Priepke Family Leads

Fund-Raising Drive For Sturge-Weber Research

By Kaaren Valenta

Donations are piling up in Peter and Karla Priepke’s garage as the Sandy Hook couple and their son, John, 22, get ready for a July 28-29 tag sale to support the Sturge-Weber Foundation.

The family recently returned from the foundation’s international conference in New Jersey, full of excitement about recent developments in medical research and determined to raise money to help find the cause and cure for “orphan disease.” Fewer than 1,000 babies a year are born with Sturge-Weber, a syndrome that usually includes a port wine stain birthmark on the face, typically involving an upper eyelid and the forehead. Glaucoma is a frequent complication; some children have neurological abnormalities and developmental delay of motor and cognitive skills, some suffer seizures and even  strokes.
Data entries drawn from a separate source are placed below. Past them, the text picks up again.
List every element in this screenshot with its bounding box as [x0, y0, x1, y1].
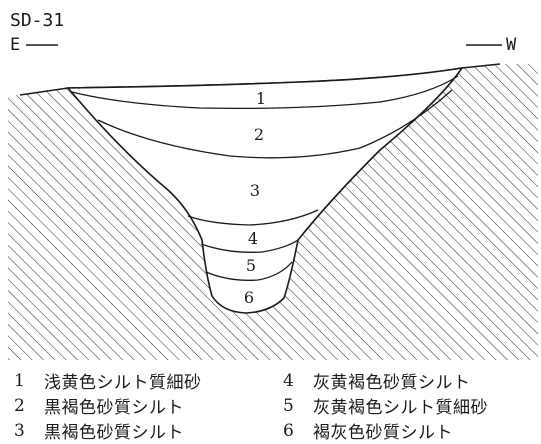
hatched-ground [8, 64, 538, 360]
legend-row: 3 黒褐色砂質シルト 6 褐灰色砂質シルト [10, 418, 538, 444]
legend-number: 5 [283, 395, 294, 416]
layer-number-3: 3 [250, 181, 260, 200]
layer-number-2: 2 [254, 125, 264, 144]
legend-number: 4 [283, 370, 294, 391]
ditch-profile [66, 66, 464, 314]
legend-number: 3 [14, 420, 25, 441]
legend-text: 灰黄褐色シルト質細砂 [313, 398, 488, 418]
legend-item-6: 6 褐灰色砂質シルト [279, 418, 534, 444]
layer-number-5: 5 [246, 256, 256, 275]
legend-number: 1 [14, 370, 25, 391]
layer-number-1: 1 [256, 89, 266, 108]
legend-row: 1 浅黄色シルト質細砂 4 灰黄褐色砂質シルト [10, 368, 538, 394]
legend-item-2: 2 黒褐色砂質シルト [10, 393, 279, 419]
legend-number: 2 [14, 395, 25, 416]
legend-item-5: 5 灰黄褐色シルト質細砂 [279, 393, 534, 419]
boundary-2-3 [97, 89, 453, 159]
east-label: E [10, 35, 20, 55]
layer-number-4: 4 [248, 229, 258, 248]
legend-text: 黒褐色砂質シルト [44, 423, 184, 443]
layer-number-6: 6 [244, 288, 254, 307]
west-label: W [506, 35, 517, 55]
legend: 1 浅黄色シルト質細砂 4 灰黄褐色砂質シルト 2 黒褐色砂質シルト 5 灰黄褐… [10, 368, 538, 444]
legend-number: 6 [283, 420, 294, 441]
legend-text: 灰黄褐色砂質シルト [313, 373, 471, 393]
section-title: SD-31 [10, 10, 64, 31]
legend-text: 浅黄色シルト質細砂 [44, 373, 202, 393]
boundary-1-2 [71, 75, 459, 110]
legend-item-4: 4 灰黄褐色砂質シルト [279, 368, 534, 394]
legend-item-3: 3 黒褐色砂質シルト [10, 418, 279, 444]
boundary-5-6 [205, 261, 293, 281]
legend-text: 黒褐色砂質シルト [44, 398, 184, 418]
legend-item-1: 1 浅黄色シルト質細砂 [10, 368, 279, 394]
legend-row: 2 黒褐色砂質シルト 5 灰黄褐色シルト質細砂 [10, 393, 538, 419]
boundary-3-4 [187, 209, 319, 226]
boundary-4-5 [200, 239, 299, 253]
legend-text: 褐灰色砂質シルト [313, 423, 453, 443]
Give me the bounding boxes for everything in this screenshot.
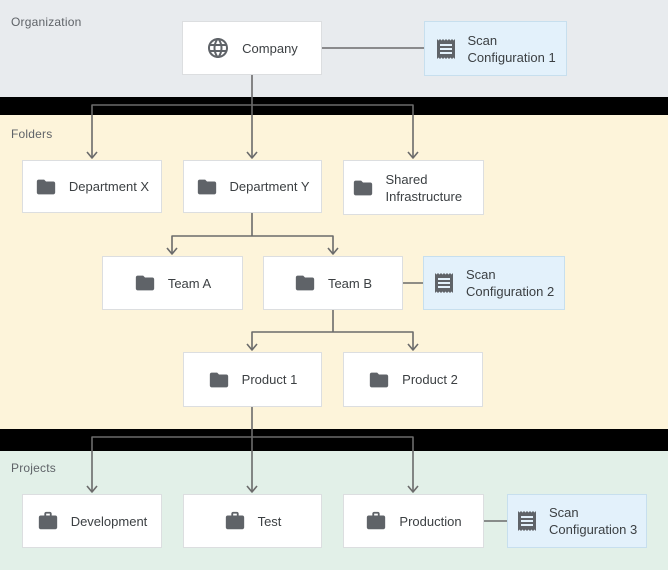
node-label: Department X bbox=[68, 179, 150, 194]
node-label: Team B bbox=[327, 275, 373, 291]
globe-icon bbox=[206, 36, 230, 60]
node-product-2: Product 2 bbox=[343, 352, 483, 407]
node-team-a: Team A bbox=[102, 256, 243, 310]
node-product-1: Product 1 bbox=[183, 352, 322, 407]
briefcase-icon bbox=[37, 510, 59, 532]
node-label: Development bbox=[70, 513, 148, 529]
node-label: Department Y bbox=[229, 179, 310, 194]
node-label: Scan Configuration 2 bbox=[466, 267, 555, 299]
node-label: Shared Infrastructure bbox=[385, 171, 463, 204]
folder-icon bbox=[294, 272, 316, 294]
node-test: Test bbox=[183, 494, 322, 548]
node-scan-configuration-2: Scan Configuration 2 bbox=[423, 256, 565, 310]
section-divider-bottom bbox=[0, 429, 668, 451]
folder-icon bbox=[352, 177, 374, 199]
node-label: Test bbox=[257, 513, 282, 529]
folder-icon bbox=[196, 176, 218, 198]
node-label: Product 2 bbox=[402, 372, 458, 387]
node-scan-configuration-3: Scan Configuration 3 bbox=[507, 494, 647, 548]
briefcase-icon bbox=[224, 510, 246, 532]
folder-icon bbox=[134, 272, 156, 294]
node-company: Company bbox=[182, 21, 322, 75]
node-department-y: Department Y bbox=[183, 160, 322, 213]
node-label: Team A bbox=[167, 275, 212, 291]
receipt-icon bbox=[434, 37, 458, 61]
node-team-b: Team B bbox=[263, 256, 403, 310]
section-divider-top bbox=[0, 97, 668, 115]
node-department-x: Department X bbox=[22, 160, 162, 213]
receipt-icon bbox=[432, 271, 456, 295]
node-development: Development bbox=[22, 494, 162, 548]
node-shared-infrastructure: Shared Infrastructure bbox=[343, 160, 484, 215]
section-label-organization: Organization bbox=[11, 15, 82, 29]
node-label: Scan Configuration 1 bbox=[467, 32, 556, 65]
folder-icon bbox=[208, 369, 230, 391]
node-label: Production bbox=[399, 513, 462, 529]
folder-icon bbox=[35, 176, 57, 198]
briefcase-icon bbox=[365, 510, 387, 532]
section-label-folders: Folders bbox=[11, 127, 53, 141]
node-label: Scan Configuration 3 bbox=[549, 505, 638, 537]
node-label: Company bbox=[242, 40, 298, 56]
folder-icon bbox=[368, 369, 390, 391]
node-label: Product 1 bbox=[241, 372, 298, 387]
node-production: Production bbox=[343, 494, 484, 548]
receipt-icon bbox=[515, 509, 539, 533]
node-scan-configuration-1: Scan Configuration 1 bbox=[424, 21, 567, 76]
section-label-projects: Projects bbox=[11, 461, 56, 475]
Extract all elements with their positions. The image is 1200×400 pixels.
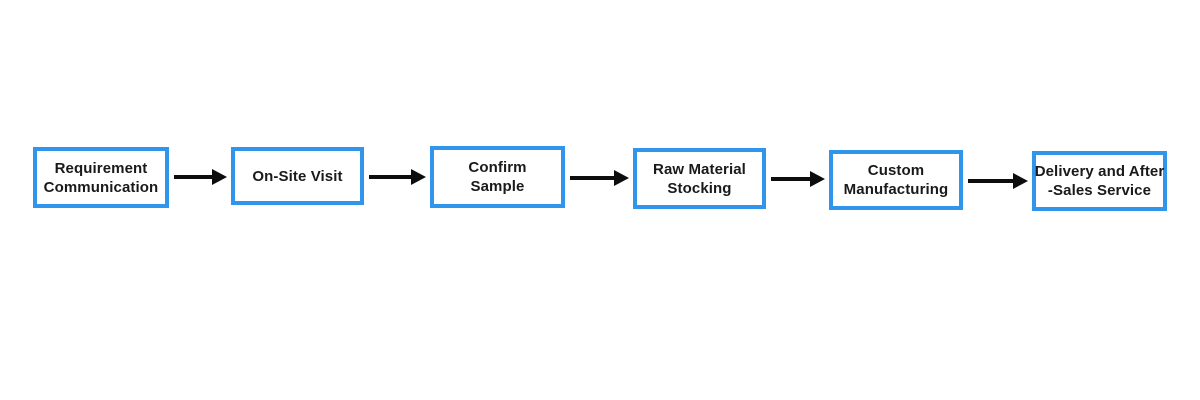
step-label-line: Sample (470, 178, 525, 195)
arrow-right-icon (614, 169, 629, 186)
step-label-line: -Sales Service (1047, 182, 1152, 199)
arrow-shaft (570, 175, 614, 180)
arrow-right-icon (1013, 172, 1028, 189)
step-label-line: Delivery and After (1034, 163, 1165, 180)
step-label-line: Communication (43, 178, 159, 196)
flow-arrow-4 (771, 171, 825, 188)
step-box-on-site-visit: On-Site Visit (231, 147, 364, 205)
step-label-line: Raw Material (653, 160, 746, 178)
flow-arrow-5 (968, 172, 1028, 189)
step-box-delivery-and-after-sales-service: Delivery and After -Sales Service (1032, 151, 1167, 211)
step-label: On-Site Visit (252, 167, 342, 186)
flow-arrow-2 (369, 168, 426, 185)
arrow-shaft (771, 177, 810, 182)
arrow-right-icon (810, 171, 825, 188)
arrow-shaft (369, 174, 411, 179)
flow-arrow-3 (570, 169, 629, 186)
step-label-line: Requirement (54, 159, 148, 177)
flow-arrow-1 (174, 168, 227, 185)
step-label-line: Custom (867, 162, 925, 179)
arrow-shaft (174, 174, 212, 179)
arrow-right-icon (212, 168, 227, 185)
step-label-line: Stocking (667, 179, 732, 197)
step-label-line: On-Site Visit (252, 167, 343, 185)
arrow-shaft (968, 178, 1013, 183)
step-label-line: Manufacturing (843, 181, 949, 198)
step-label-line: Confirm (468, 159, 527, 176)
arrow-right-icon (411, 168, 426, 185)
step-label: Delivery and After -Sales Service (1035, 162, 1165, 200)
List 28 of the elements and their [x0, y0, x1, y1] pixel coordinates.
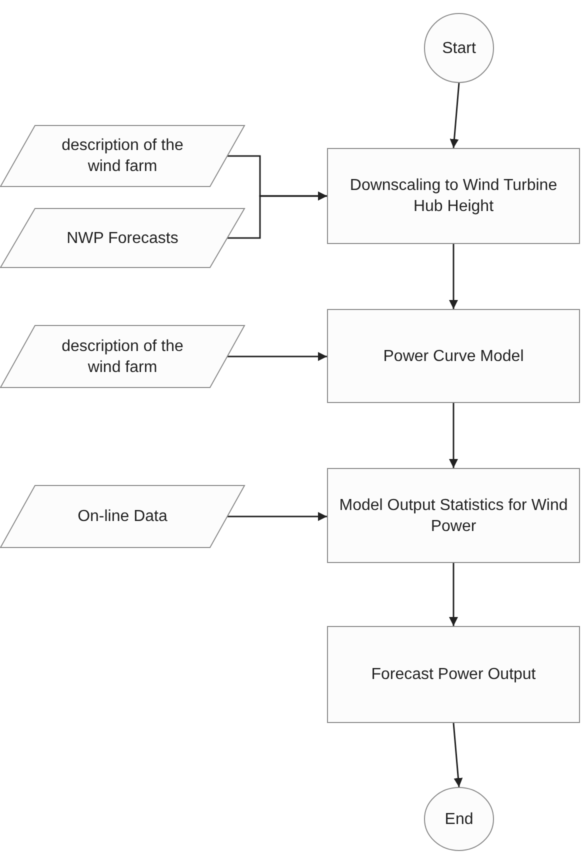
arrow — [228, 512, 327, 521]
input-parallelogram — [0, 208, 245, 268]
node-label: description of the wind farm — [60, 136, 184, 177]
arrow — [450, 82, 460, 148]
arrow — [449, 403, 458, 468]
process-box — [327, 626, 580, 723]
arrow — [449, 563, 458, 626]
process-box — [327, 309, 580, 403]
node-label: On-line Data — [78, 507, 168, 527]
process-box — [327, 468, 580, 563]
process-box — [327, 148, 580, 244]
arrow — [449, 244, 458, 309]
node-label: End — [444, 810, 474, 830]
arrow — [228, 192, 327, 239]
node-label: Model Output Statistics for Wind Power — [338, 496, 569, 536]
node-label: Downscaling to Wind Turbine Hub Height — [348, 176, 558, 217]
terminal-circle — [424, 13, 494, 83]
node-label: Forecast Power Output — [371, 665, 536, 685]
node-label: Start — [442, 38, 476, 58]
node-label: NWP Forecasts — [66, 228, 178, 248]
input-parallelogram — [0, 125, 245, 187]
input-parallelogram — [0, 325, 245, 388]
node-label: description of the wind farm — [60, 336, 184, 378]
arrow — [452, 722, 463, 788]
arrow — [228, 352, 327, 361]
node-label: Power Curve Model — [383, 346, 524, 366]
terminal-circle — [424, 787, 494, 851]
input-parallelogram — [0, 485, 245, 548]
“We are excited about the developments in gene research – we hope it will lead to answers for us,” Mrs Priepke said. “Sturge-Weber families are donating tissue to be looked at. It probably won’t help John but if I could save even one parent the sadness of having to go through some of these things with Sturge-Weber, it is worth it.”

“It takes money and awareness to get this research. If we get the awareness, we will get the money,” she said.

A syndrome like Sturge-Weber is especially difficult for young persons, many of whom have endured stares and cruel remarks by strangers.

“The conference was good for the young adults,” Mrs Priepke said. “Quite a few of them attended. They were able to share with others who have the same condition and many of the same experiences.”

At the conference the Priepkes attended lectures on epilepsy, neuropathology, ophthalmology, psychosocial implications, genetics and laser treatment. The conference also had available for distribution the first medical text in over 40 years on Sturge-Weber syndrome.

Dr John Bodensteiner and Dr Venita Jay of Toronto’s Hospital for Sick Children presented reports from the recently held National Institutes of Health Consensus Conference on Sturge-Weber syndrome. The landmark conference is expected to generate new research into the cause of the proliferation of blood vessels which comprise a port wine stain.

Karl Plate, MD, a world-renowned neuropathologist from Erlangen, Germany, lectured on the factors involved in angiogenesis during development of the fetus. “Understanding the angiogenesis process in the syndrome is crucial to unlocking the key to Sturge-Weber syndrome,” Dr Plate told the Priepkes and others attending the conference.

“Sturge-Weber is not well known,” Mrs Priepke said. “Fifty percent of the doctors in the medical community have no idea what it is. Parents frequently have to go so far for treatment.”

While many Sturge-Weber patients will require lifetime supervision and support, others are able to go to college, have careers and get married.

“Many parents have to financially plan differently when they have a child with Sturge-Weber,” Mrs Priepke said. “We have to think of what will happen to the child when we are gone. Some will need lifetime supervision. Some can’t drive if they have glaucoma or seizures.”

The tag sale, which will include everything from antiques to new towels, linens and rugs, will be combined with the third annual softball tournament set for August 5-6 at Young’s Field in New Milford to raise money for Sturge-Weber research and family support services.

“We’re still looking for teams and sponsors,” Mrs Priepke said. “Anyone who is interested in playing or helping in any way can call me at 426-8811 or Carol Shaw in New Milford at 860/354-0568.”

The wishing well at Stew Leonard’s in Brookfield will be dedicated to Sturge-Weber during the last week of July. In October the Priepkes are hosting a picnic for Sturge-Weber families from throughout New England and the East Coast.  They also are planning a nationwide Jeans for Hope fundraiser next year in May. The first Jeans for Hope fundraiser, held last May 17, was supported locally by such companies as Mott, where Peter Priepke works as a senior food scientist, and  Shine Pharmaceutical.

The tag sale will be held from 8 am to 4 pm on July 28-29 at 1 Timbermill Road (the corner of Timbermill and Riverside Road in Sandy Hook). The Brain and Tissue Bank at the University of Baltimore can be reached at 800/847-1539. The Sturge-Weber Foundation, a non-profit organization, can be reached at 800/627-5482 and has a website at http:www.sturge-weber.com.

The foundation is looking for corporate donations of a plain paper fax machine with program memory, a four-door vertical file, two four-line telephones, a Powerpoint computer-compatible projection machine, two secretarial desks and computer stations, a copier with reduction and enlargement, a coalating stapler compatible with computer, new research panels for conference display, a portable printer for a laptop computer, computer software, a computer monitor, a laptop and printer, and funds to underwrite office relocation and rent increase for one year. Donations are tax deductible.